On the surface, this message is good. It offers consumers value. It prom­ises an easier way into the industry for budding designers who can make their creations on low budgets. It allows these creations to be noticed fast and get fast input, creating a better learning curve for designers who can keep on trying to make it, even after a badly received collection or two. It offers hope for future artists who want to explore careers in the sector by providing the ability to work with many entrepreneurial up-and-comers. It increases the incentives for entrepreneurial activity across sectors that can support not just clothes production, marketing, and distribution, but also the production of accessories, shoes, cosmetics, home products, and even pharmaceutical goods devoted to a fashionable lifestyle.

As a result of this proliferation, fashion is no longer a status universe reserved for the select few who can afford it. It is no longer created by a select few who have earned the right to dictate it. Fashion is now “fast fashion”—rapidly available to many, created by many, promoted by many, enjoyed by all. All this new fashion reality is based on affordability—an affordability built on cheap fabrics.

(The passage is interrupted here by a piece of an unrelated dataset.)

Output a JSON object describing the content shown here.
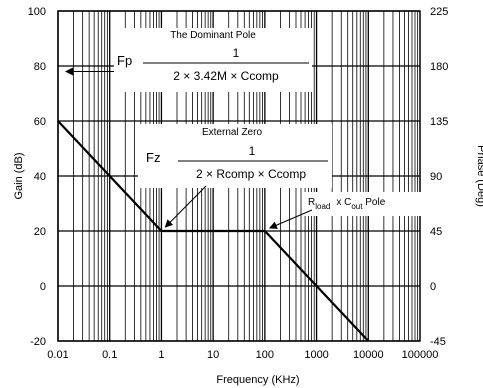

This affordability carries an uncomfortable secret. The production of those inexpensive but high-quality fabrics that enable the diffusion of fashion to the masses creates more toxic chemical pollution per item than any other industrial product. According to World Bank estimates, glob­ally 20% of all water pollution is created during the runoff processes of textile dyeing and rinsing of natural (mostly cotton) fabrics. This estimate does not include the other two main processes in natural fiber treatment: mercerizing (dipping the fibers in a hydrogen peroxide bath to make them more pliable) and bleaching, which needs no explanation. Cotton, and other natural fiber yarns such as linen, are bleached to diminish their naturally yellowish tint to neutral in the preparation for the multiple dye­ing and fiber-blending processes. This fact means that on top of the dyes that run off into open-water basins during dyeing and rinsing (which, in modern textile treatment methods, occurs several times per batch of textile), tons of industrial-grade peroxide and bleach are also expelled as effluents into open-water basins. Industrial-grade chemicals have higher concentrations than their commercially sold counterparts.

The combined ecological impact of the above-noted processes makes textile production, arguably, the most polluting industrial sector that pro­duces goods for mass consumption. In support of that claim, there is little empirical evidence allowing comparative analysis with other industries. As is, current estimates indicate that textile production is second only to agricultural production in total freshwater pollution. And yet, unlike in agriculture, little is done to change this alarming reality. In agricultural production, examples of methods for environmental stewardship abound in watershed management and in the disciplines that focus on water purification for agrarian use. In textile production, however, pollution is simply noted as a problem, and that is where the discussion ends. In the context of the entire industry, this fact is worrisome, because garment industry analysis seldom includes ecological components. The analysis is focused on the increase of productivity associated with the progress in developing reactive and responsive business models in fashion economics as a result of the proliferation of fast fashion. Supply chain and produc­tion management extol fast fashion’s merits, from responsiveness, to agil­ity, to profitability. Agroeconomists commend the productivity associated with cotton exports. Trade professionals praise the increasing volumes of international trade in fashion and related industries and the wealth this trade is creating. Consequently, garment production and sales are at all-time highs, spurred by growing demand and consumption. This book questions the ethics of the promotion of this ever-increasing magnitude of consumption.